The really bad critical reactions to Borderlands
How bad did the "Borderlands" reviews get? Take a peek at David Fear's Rolling Stone piece in which he concludes that "Borderlands" is "not a movie for critics, as the saying goes. Nor is it suitable for consumption by most gamers, film lovers, or 99 percent of carbon-based life forms." Fear's acerbic assessment is matched only by Peter Howell, who in his review for the Toronto Star writes, "There are still many cinema turkeys headed our way before the year closes. But this sci-fi gobbler mixes inept directing, terrible writing, indifferent acting and gawdawful CGI into such stupefying boredom, it feels like nothing could top it for badness."

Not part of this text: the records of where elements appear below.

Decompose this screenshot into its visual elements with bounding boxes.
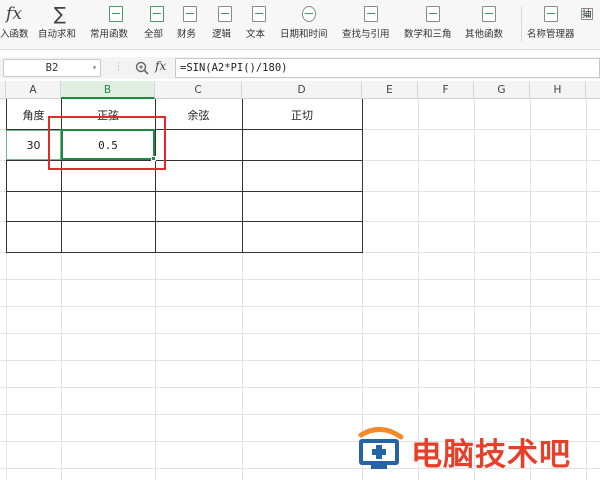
formula-bar: B2 ▾ ⋮ fx =SIN(A2*PI()/180) bbox=[0, 57, 600, 79]
all-functions-icon bbox=[148, 4, 166, 24]
common-functions-button[interactable]: 常用函数 bbox=[90, 0, 140, 50]
fx-icon[interactable]: fx bbox=[155, 59, 166, 73]
ribbon-separator bbox=[521, 6, 522, 42]
watermark-text: 电脑技术吧 bbox=[411, 437, 571, 473]
chevron-down-icon[interactable]: ▾ bbox=[92, 60, 97, 76]
column-header-d[interactable]: D bbox=[242, 81, 362, 99]
more-button-cut-off[interactable]: 抽 bbox=[580, 0, 600, 50]
name-box[interactable]: B2 ▾ bbox=[3, 59, 101, 77]
column-header-g[interactable]: G bbox=[474, 81, 530, 99]
zoom-icon[interactable] bbox=[134, 59, 150, 77]
math-icon bbox=[424, 4, 442, 24]
sigma-icon: ∑ bbox=[53, 3, 67, 25]
drag-handle-icon[interactable]: ⋮ bbox=[114, 62, 124, 72]
finance-icon bbox=[181, 4, 199, 24]
other-functions-button[interactable]: 其他函数 bbox=[465, 0, 515, 50]
column-headers: A B C D E F G H bbox=[0, 81, 600, 99]
header-cell-tangent[interactable]: 正切 bbox=[242, 107, 362, 123]
fx-icon: fx bbox=[6, 4, 22, 24]
logic-button[interactable]: 逻辑 bbox=[212, 0, 238, 50]
column-header-b[interactable]: B bbox=[61, 81, 155, 99]
autosum-button[interactable]: ∑ 自动求和 bbox=[38, 0, 82, 50]
column-header-f[interactable]: F bbox=[418, 81, 474, 99]
annotation-highlight-box bbox=[48, 116, 166, 170]
math-trig-button[interactable]: 数学和三角 bbox=[404, 0, 460, 50]
formula-input[interactable]: =SIN(A2*PI()/180) bbox=[175, 58, 600, 78]
column-header-a[interactable]: A bbox=[6, 81, 61, 99]
common-functions-icon bbox=[107, 4, 125, 24]
lookup-reference-button[interactable]: 查找与引用 bbox=[342, 0, 398, 50]
clock-icon bbox=[300, 4, 318, 24]
watermark-logo-icon bbox=[355, 425, 407, 473]
column-header-c[interactable]: C bbox=[155, 81, 242, 99]
name-manager-icon bbox=[542, 4, 560, 24]
lookup-icon bbox=[362, 4, 380, 24]
header-cell-cosine[interactable]: 余弦 bbox=[155, 107, 242, 123]
column-header-e[interactable]: E bbox=[362, 81, 418, 99]
watermark: 电脑技术吧 bbox=[355, 425, 600, 473]
text-icon bbox=[250, 4, 268, 24]
formula-ribbon: fx 入函数 ∑ 自动求和 常用函数 全部 财务 逻辑 文本 日期和时间 查找与… bbox=[0, 0, 600, 50]
logic-icon bbox=[216, 4, 234, 24]
other-functions-icon bbox=[480, 4, 498, 24]
finance-button[interactable]: 财务 bbox=[177, 0, 203, 50]
all-functions-button[interactable]: 全部 bbox=[144, 0, 170, 50]
date-time-button[interactable]: 日期和时间 bbox=[280, 0, 336, 50]
column-header-h[interactable]: H bbox=[530, 81, 586, 99]
name-manager-button[interactable]: 名称管理器 bbox=[527, 0, 577, 50]
insert-function-button[interactable]: fx 入函数 bbox=[0, 0, 34, 50]
text-button[interactable]: 文本 bbox=[246, 0, 272, 50]
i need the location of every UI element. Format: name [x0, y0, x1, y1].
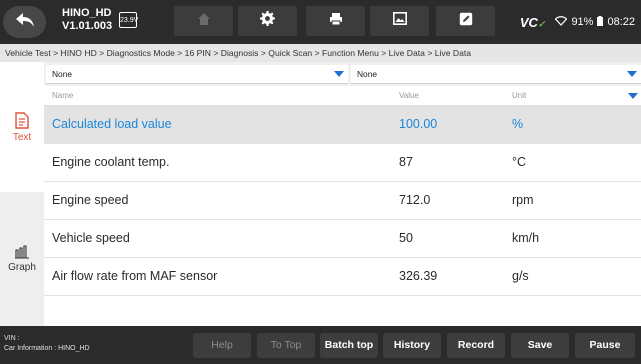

Look, critics sometimes get carried away trying to outdo each other by coming up with the most ornate pejorative flourish imaginable, but in the case of "Borderlands," the sheer volume of these damning indictments seems to indicate that the movie really did demand such a response — and those indictments just keep coming.
Variety's Peter Debruge writes, "By the time 'Borderlands' unlocks its vault, not even the characters seem to care what's inside." Allegra Frank at TIME laments, "Right as Hollywood has started to learn how to successfully adapt games for the screen, 'Borderlands' arrives as a reminder of how not to do it." The Independent's Clarisse Loughrey even comes close to Fear and Howell's vitriolic takedowns with her contention that "Borderlands" has "dragged us back to a time when studios used to make these with all the grace and acuity of a drunk person attempting to place a 3am chicken nugget order."
So yeah, that's how bad the reviews can get.
The critical response to Borderlands is actually reassuring
Not quite as overtly antagonistic as David Fear or Peter Howell's appraisals, but perhaps even more quietly devastating, was /Film alum William Bibbiani's review for TheWrap, in which he concluded that "the biggest problem with Eli Roth's 'Borderlands' isn't that it's bad, it's that it's not interesting enough to be bad. It's mass-produced pabulum." Isn't that really the nub of this whole thing? The reason why collecting these innumerable takedowns of "Borderlands" doesn't feel as mean as it sounds is because this film is, for anyone who cares at all about film as an artform, offensive in its cynical attempts to appeal to the masses.
What's more, this wouldn't be the first time Hollywood has served up this kind of "pabulum." In the streaming age, audiences are used to bland, insipid "content" that seems like the result of some marketing exec poring over the latest social media metrics and slapping together something with the help of writers all too willing to churn out scripts akin to the digital sputum coughed up from the depths of Large Language Models' collective digital lungs. Indeed, as Nick Schager writes in his Daily Beast review, the film is "so drearily routine and slapdash that even an A.I. would deem it too plagiaristic." Even worse than this, as many a middling streaming movie has shown, we'll quite often consume this stuff en masse. If anything, then, "Borderlands" is reassuring as it proves that we're still capable of pushing back against this sort of "pabulum" and demanding better.
"Borderlands" is (for now) playing in theaters.